鹿児島認知症ブログ

鹿児島でコウノメソッドや糖質制限を実践している脳神経外科医のブログ

「独居」・「内服は一日一回」・「各種サービス導入困難」という条件下で悪戦苦闘。

 2年間経過をみている、独居の70代女性を紹介する。

70代女性 ATD?それともDLB?

 

当初はDLB>ATDと考えていたが、最近はATD≧DLBで診ている。

 

  • 猛烈な取り繕いと病識の無さ
  • 日時と場所の見当識低下
  • 著明な短期記憶低下

 

こういった特徴からはATDを濃厚に疑うのだが、

 

  • 左上肢に存在し続ける歯車様筋固縮
  • 独特な感じの暗さ
  • 調子の波の大きさ
  • 「〇〇という特徴を持つ人が家に入ってきた」という幻視

 

このようなDLB的特徴もあるため、いずれか片方に寄せすぎずに経過観察中である。

 

当初はイクセロンパッチ4.5mgを使用していたのだが、掻痒感とかぶれで脱落。改善があったかは今ひとつ分からなかった。

 

現在使用しているのはアリセプト。1mgから始め、現在は3mg。

 

副作用こそ出てはいないものの目立った改善もない。

 

様々な妄想がご家族の最大のお困り事なので、リスパダールを0.125mgで使用したところ、やや落ち着いた。

 

しかし、0.25mgに増量すると筋固縮が悪化するため増やせない。

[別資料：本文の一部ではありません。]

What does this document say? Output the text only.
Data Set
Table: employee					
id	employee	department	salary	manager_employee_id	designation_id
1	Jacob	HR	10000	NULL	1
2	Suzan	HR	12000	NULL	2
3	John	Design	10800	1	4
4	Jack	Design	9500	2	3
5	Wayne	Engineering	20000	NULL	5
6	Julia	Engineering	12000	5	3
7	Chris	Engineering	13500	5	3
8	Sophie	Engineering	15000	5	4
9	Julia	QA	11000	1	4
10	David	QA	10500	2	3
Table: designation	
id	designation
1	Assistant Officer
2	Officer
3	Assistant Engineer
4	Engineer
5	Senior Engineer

この辺りに、DLBの示唆的特徴である「薬剤過敏」の可能性を感じている。

 

薬剤過敏の可能性が念頭にあるため、これ以上アリセプトを増やしたものかも躊躇している。ただでさえドパミン阻害剤のリスパダールを使用しているのに、アリセプトのドパミン阻害作用が重なって転倒に繋がるリスクは無視できない。

 

リスパダールをクエチアピンに置き換えることも考えたが、内服を全て朝に持ってきているため、クエチアピンによる眠気が出た場合に日中の活気が低下するかもしれず、また、眠気から転倒に繋がる恐れがあるため、やむなくリスパダールで様子を見ている。

 

一日複数回の内服が可能であれば、抗精神病薬や抗認知症薬も少量に分割して危険を分散させることが出来る。

 

しかし、この方は1日一回の内服で精一杯。それでも飲み忘れがある。

 

ヘルパーや訪問薬剤師による薬剤管理で12回内服を狙ってはみたが、自宅に人を入れたがらないために断念した。

 

デイサービスは宥め賺して何とか通うようにはなったものの、休みがちである。

 

お住まいが遠方なので、薬による有害事象が起きた場合、すぐに対処するのが難しい。家族のサポートはあるが、つきっきりというわけにもいかず、常時観察は不可能。よって、家庭天秤による薬剤調整も不可能。

 

アリセプト以外の抗認知症薬に関しては、

 

  • レミニールを試したい→一日2回内服が困難
  • メマリーを試したい→眠気フラツキからの転倒が怖い

 

このような理由で試用に至っていない。

 

先日、家族から「時々ボーッとなって『心ここにあらず』という雰囲気になることがある」という話を聞いたので、側頭葉てんかんの可能性を考えて夕方にデパケンR200mgを処方してみた。

 

この処方に併せて、他剤も夕方に変更してリスパダールは止めてみた。

 

八方塞がり感がハンパではないが、さてさてどうしたものか。